Liang Xiaole, sin embargo, tenía otra preocupación: el segundo día del segundo mes lunar, el día en que el dragón alza la cabeza, anuncia el regreso de la primavera y el comienzo de la temporada de cultivo. ¿Por qué no había oído nada del padre de Hongyuan sobre la construcción de casas o la compra de tierras de cultivo?
Para el almuerzo, comimos empanadillas de cebollino. Durante un breve descanso después de la comida, Liang Xiaole se acurrucó en los brazos de la madre de Hongyuan, tocándole el lóbulo de la oreja y conectando con su alma.
La madre de Hongyuan (Liang Xiaole): "Después del segundo día del segundo mes lunar, será tiempo de trabajar en el campo. ¿Cuándo deberíamos empezar a construir la casa?"
—Estaba a punto de decírtelo —dijo el padre de Hongyuan, cogiendo una judía del plato y llevándosela a la boca, masticándola—. Esta mañana, en la tienda, estuve hablando con mi padre sobre esto. Este año hay un mes bisiesto en el séptimo mes lunar, así que no podemos construir la casa orientada al norte. Deberíamos construir primero las habitaciones del ala este y oeste y la puerta principal de este patio, levantar el muro del patio y luego arreglar la piedra de molino. Podemos terminar todo esto en febrero, así que no se retrasará la siembra en los campos.
La madre de Hongyuan (Liang Xiaole): "Tengo una idea: construyamos un muro alrededor de la casa vacía frente a la casa de Xin Qingtong y construyamos habitaciones en las alas este y oeste. La piedra de molino se puede colocar en esas habitaciones. En el futuro, cuando haya trabajo, podemos contratar a Mei Yinhua allí. De esta manera, le encontraremos un empleo cerca de su casa, lo que le permitirá vigilar todo por la mañana y por la noche."
El padre de Hongyuan pensó un momento: «Mmm, no está mal. En fin, se queda en casa sin hacer nada. Podemos pagarle un sueldo y así complementar los ingresos familiares. Se lo diré a papá y la dejaremos allí. Sin embargo, la construcción de la casa y el muro del patio tendrá que esperar un tiempo».
La madre de Hongyuan (Liang Xiaole): "Primero construyamos ese lado. No necesitamos a los de casa de inmediato."

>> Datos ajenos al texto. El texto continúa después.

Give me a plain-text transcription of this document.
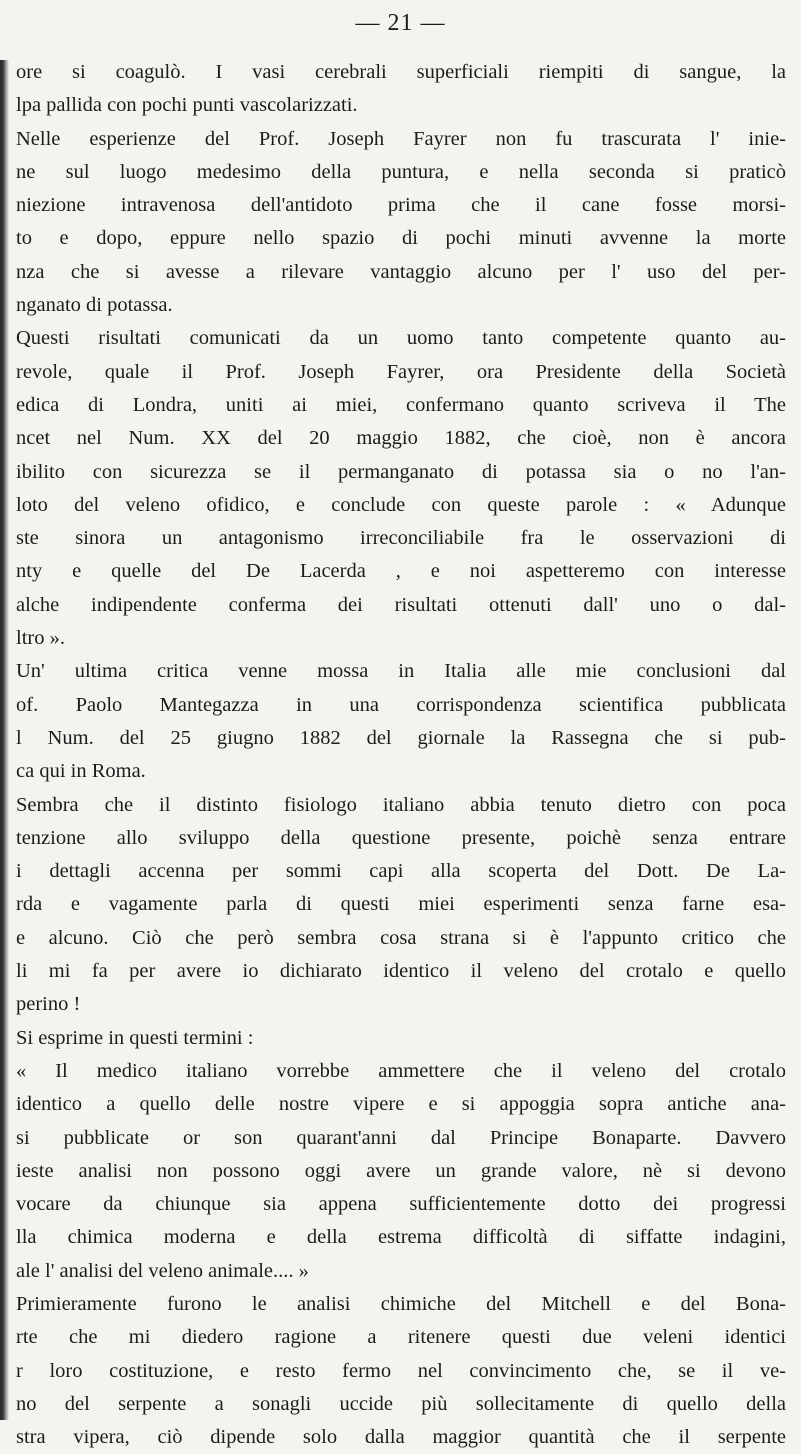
— 21 —
ore si coagulò. I vasi cerebrali superficiali riempiti di sangue, la
lpa pallida con pochi punti vascolarizzati.
Nelle esperienze del Prof. Joseph Fayrer non fu trascurata l' inie-
ne sul luogo medesimo della puntura, e nella seconda si praticò
niezione intravenosa dell'antidoto prima che il cane fosse morsi-
to e dopo, eppure nello spazio di pochi minuti avvenne la morte
nza che si avesse a rilevare vantaggio alcuno per l' uso del per-
nganato di potassa.
Questi risultati comunicati da un uomo tanto competente quanto au-
revole, quale il Prof. Joseph Fayrer, ora Presidente della Società
edica di Londra, uniti ai miei, confermano quanto scriveva il The
ncet nel Num. XX del 20 maggio 1882, che cioè, non è ancora
ibilito con sicurezza se il permanganato di potassa sia o no l'an-
loto del veleno ofidico, e conclude con queste parole : « Adunque
ste sinora un antagonismo irreconciliabile fra le osservazioni di
nty e quelle del De Lacerda , e noi aspetteremo con interesse
alche indipendente conferma dei risultati ottenuti dall' uno o dal-
ltro ».
Un' ultima critica venne mossa in Italia alle mie conclusioni dal
of. Paolo Mantegazza in una corrispondenza scientifica pubblicata
l Num. del 25 giugno 1882 del giornale la Rassegna che si pub-
ca qui in Roma.
Sembra che il distinto fisiologo italiano abbia tenuto dietro con poca
tenzione allo sviluppo della questione presente, poichè senza entrare
i dettagli accenna per sommi capi alla scoperta del Dott. De La-
rda e vagamente parla di questi miei esperimenti senza farne esa-
e alcuno. Ciò che però sembra cosa strana si è l'appunto critico che
li mi fa per avere io dichiarato identico il veleno del crotalo e quello
perino !
Si esprime in questi termini :
« Il medico italiano vorrebbe ammettere che il veleno del crotalo
identico a quello delle nostre vipere e si appoggia sopra antiche ana-
si pubblicate or son quarant'anni dal Principe Bonaparte. Davvero
ieste analisi non possono oggi avere un grande valore, nè si devono
vocare da chiunque sia appena sufficientemente dotto dei progressi
lla chimica moderna e della estrema difficoltà di siffatte indagini,
ale l' analisi del veleno animale.... »
Primieramente furono le analisi chimiche del Mitchell e del Bona-
rte che mi diedero ragione a ritenere questi due veleni identici
r loro costituzione, e resto fermo nel convincimento che, se il ve-
no del serpente a sonagli uccide più sollecitamente di quello della
stra vipera, ciò dipende solo dalla maggior quantità che il serpente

El padre de Hongyuan sonrió, con expresión de comprensión: "Lo has pensado perfectamente. De acuerdo, entonces está resuelto".
La madre de Hongyuan (Liang Xiaole): "¿Me pregunto si podremos cerrar el trato por esas veinte y tantas hectáreas de tierra que mencionó el abuelo del niño?"
“Le pregunté a papá y me dijo que estaban esperando a que habláramos. Le dije que mientras siguieran vendiendo, lo compraríamos y podríamos negociar el precio”, dijo el padre de Hongyuan, rascándose la nuca. “Es que a los niños les duelen las piernas estos días y la tienda ha estado muy concurrida, así que dejé el asunto de lado”.